The metals observed at the Empire Mine Project indicate the intrusion of an intermediate I-type granite source. The skarn hosted in the White Knob limestone is referred to as a calcic exo-skarn as the metasomatic assemblage is external to the Eocene intrusive.
Both skarn and epithermal deposits are continuum of deposit styles related to igneous intrusions. Other related deposit types include porphyry copper deposits, which commonly occur adjacent to and below skarn deposits, as do iron-oxide-copper-gold deposits (IOCG). Vein-type copper-lead-zinc deposits are often found in the calcareous formations distal to the skarn mineralization. No porphyry copper or IOCG system has yet been detected at the Empire Mine Project.
Skarn Mineralization
Copper-oxide (carbonates, malachite, and azurite) and sulfide (chalcopyrite/chalcocite) mineralization occur to varying degrees within exoskarn in rafted limestone fragments and endoskarn in porphyry. The mineralization occurs as copper oxide veinlets and stockworks and disseminated oxides and sulfides. The sulfides have similar characteristics, but also occur as massive lenses (both copper sulfides and magnetite) along skarn-hosted fault breccias. The degree of mineralization in skarn-hosted fault breccias is a function of the amount of contained skarn fragments. Copper and iron were introduced into the skarn during the latter stages of the scarification processes (Chang, 2003). Brittle faulting/shearing and ductile deformation during the scarification process likely provided the conduits for mineralizing fluids. Magnetite breccias may represent the pathways providing access of mineralizing hydrothermal fluids into the then developing skarn.
At the northern end of the property, mineralized zones dip eastward between 45° and 90°, somewhat parallel to the limestone-porphyry contact (but cross-cutting the west-dipping limestone). At the southern end, in the vicinity of the AP Pit area, the dip of both exoskarn and mineralization ranges from 30° to 50° towards the east.

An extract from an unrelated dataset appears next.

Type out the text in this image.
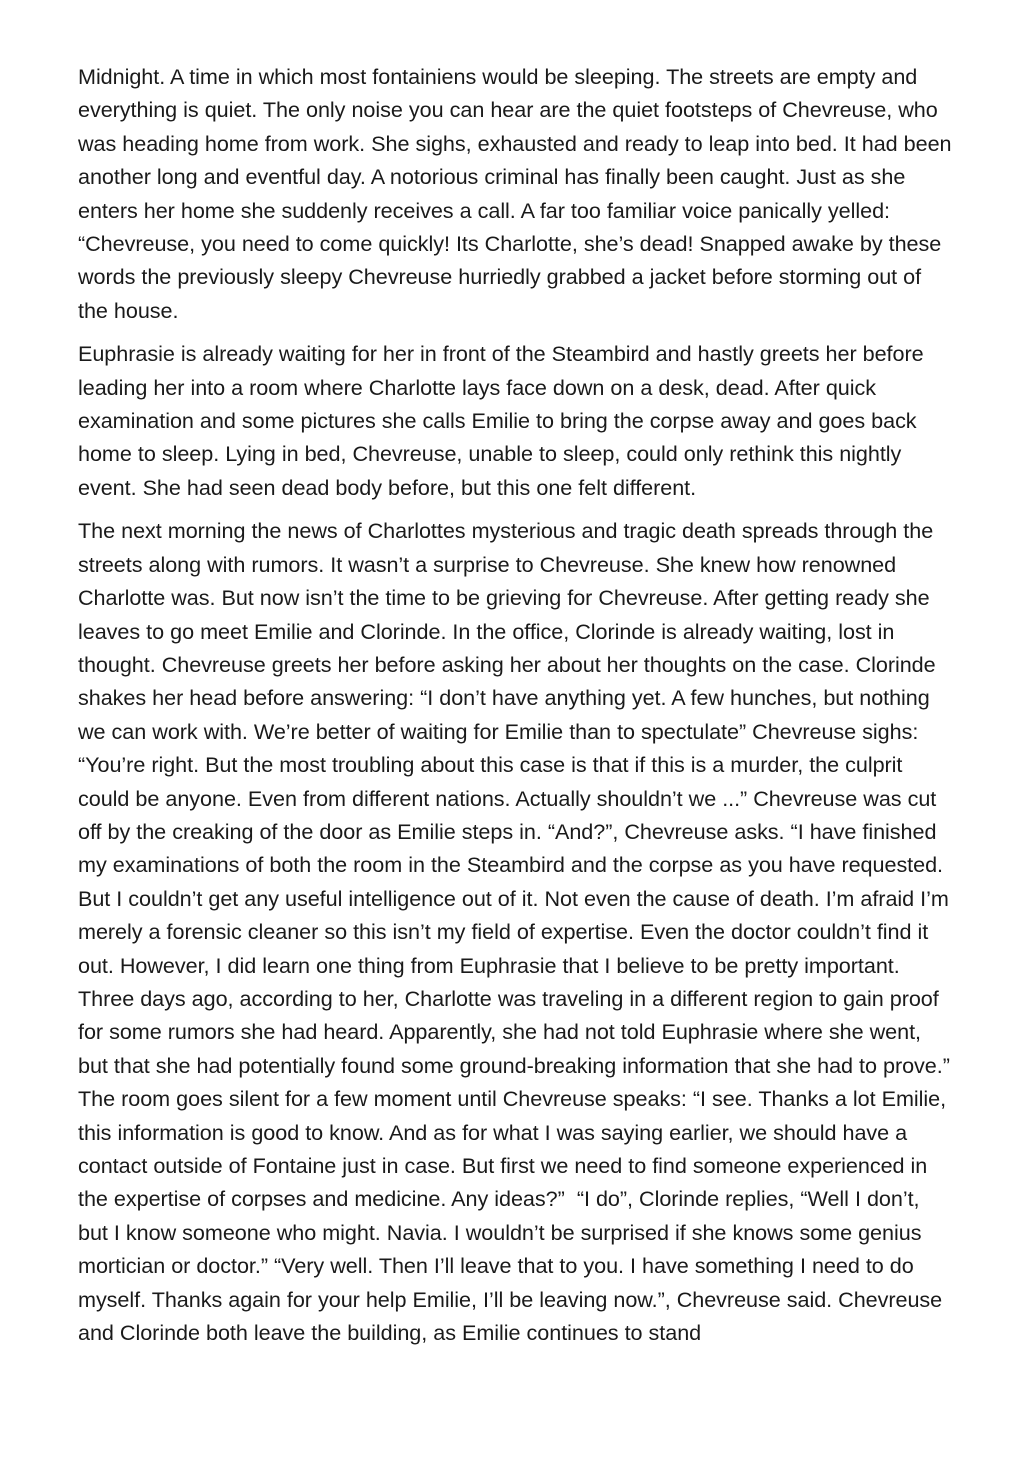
Midnight. A time in which most fontainiens would be sleeping. The streets are empty and everything is quiet. The only noise you can hear are the quiet footsteps of Chevreuse, who was heading home from work. She sighs, exhausted and ready to leap into bed. It had been another long and eventful day. A notorious criminal has finally been caught. Just as she enters her home she suddenly receives a call. A far too familiar voice panically yelled: “Chevreuse, you need to come quickly! Its Charlotte, she’s dead! Snapped awake by these words the previously sleepy Chevreuse hurriedly grabbed a jacket before storming out of the house.

Euphrasie is already waiting for her in front of the Steambird and hastly greets her before leading her into a room where Charlotte lays face down on a desk, dead. After quick examination and some pictures she calls Emilie to bring the corpse away and goes back home to sleep. Lying in bed, Chevreuse, unable to sleep, could only rethink this nightly event. She had seen dead body before, but this one felt different.

The next morning the news of Charlottes mysterious and tragic death spreads through the streets along with rumors. It wasn’t a surprise to Chevreuse. She knew how renowned Charlotte was. But now isn’t the time to be grieving for Chevreuse. After getting ready she leaves to go meet Emilie and Clorinde. In the office, Clorinde is already waiting, lost in thought. Chevreuse greets her before asking her about her thoughts on the case. Clorinde shakes her head before answering: “I don’t have anything yet. A few hunches, but nothing we can work with. We’re better of waiting for Emilie than to spectulate” Chevreuse sighs: “You’re right. But the most troubling about this case is that if this is a murder, the culprit could be anyone. Even from different nations. Actually shouldn’t we ...” Chevreuse was cut off by the creaking of the door as Emilie steps in. “And?”, Chevreuse asks. “I have finished my examinations of both the room in the Steambird and the corpse as you have requested. But I couldn’t get any useful intelligence out of it. Not even the cause of death. I’m afraid I’m merely a forensic cleaner so this isn’t my field of expertise. Even the doctor couldn’t find it out. However, I did learn one thing from Euphrasie that I believe to be pretty important. Three days ago, according to her, Charlotte was traveling in a different region to gain proof for some rumors she had heard. Apparently, she had not told Euphrasie where she went, but that she had potentially found some ground-breaking information that she had to prove.” The room goes silent for a few moment until Chevreuse speaks: “I see. Thanks a lot Emilie, this information is good to know. And as for what I was saying earlier, we should have a contact outside of Fontaine just in case. But first we need to find someone experienced in the expertise of corpses and medicine. Any ideas?”  “I do”, Clorinde replies, “Well I don’t, but I know someone who might. Navia. I wouldn’t be surprised if she knows some genius mortician or doctor.” “Very well. Then I’ll leave that to you. I have something I need to do myself. Thanks again for your help Emilie, I’ll be leaving now.”, Chevreuse said. Chevreuse and Clorinde both leave the building, as Emilie continues to stand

Iron Oxide Breccia Mineralization
The Empire Mine skarn is overprinted by a series of north-trending anastomosing faults which are represented by gossanous breccias, veins and stockworks up to several feet in width. Herein termed “FeOx breccias”, these structures consist of intensely clay-altered, chalky and brecciated wallrock (exoskarn, endoskarn and porphyry) cemented by siliceous limonite and goethite (sulfide derived iron-oxide). Brecciation clearly post-dates scarification. The breccias exhibit strong epithermal signatures, indicated by advanced argillic alteration (clay+pyrite+silica), and open-space textures. These FeOx breccias are goldbearing and represent a late stage, epithermal, gold-rich, hydrothermal regime overprinted upon the skarn. The copper in these epithermal structures may have been scavenged, in-part, from the pre-existing skarn.
The scale of the processes of skarn development and associated hydrothermal mineralization is characteristic of a large (2 mile long by 130-500 ft wide) skarn system flanking a poorly understood parent intrusive body measuring 1,150 ft in the north-south extent and some 820 to 1,640 ft in width (Maund, 2016). Previous exploration at the Empire Mine has primarily focused on a shallow copper oxide resource comprising a 1,300-ft section of the 2-mile length of the skarn body and has largely discounted or ignored supergene and sulfide Cu, Au, Ag, Zn, W mineralization.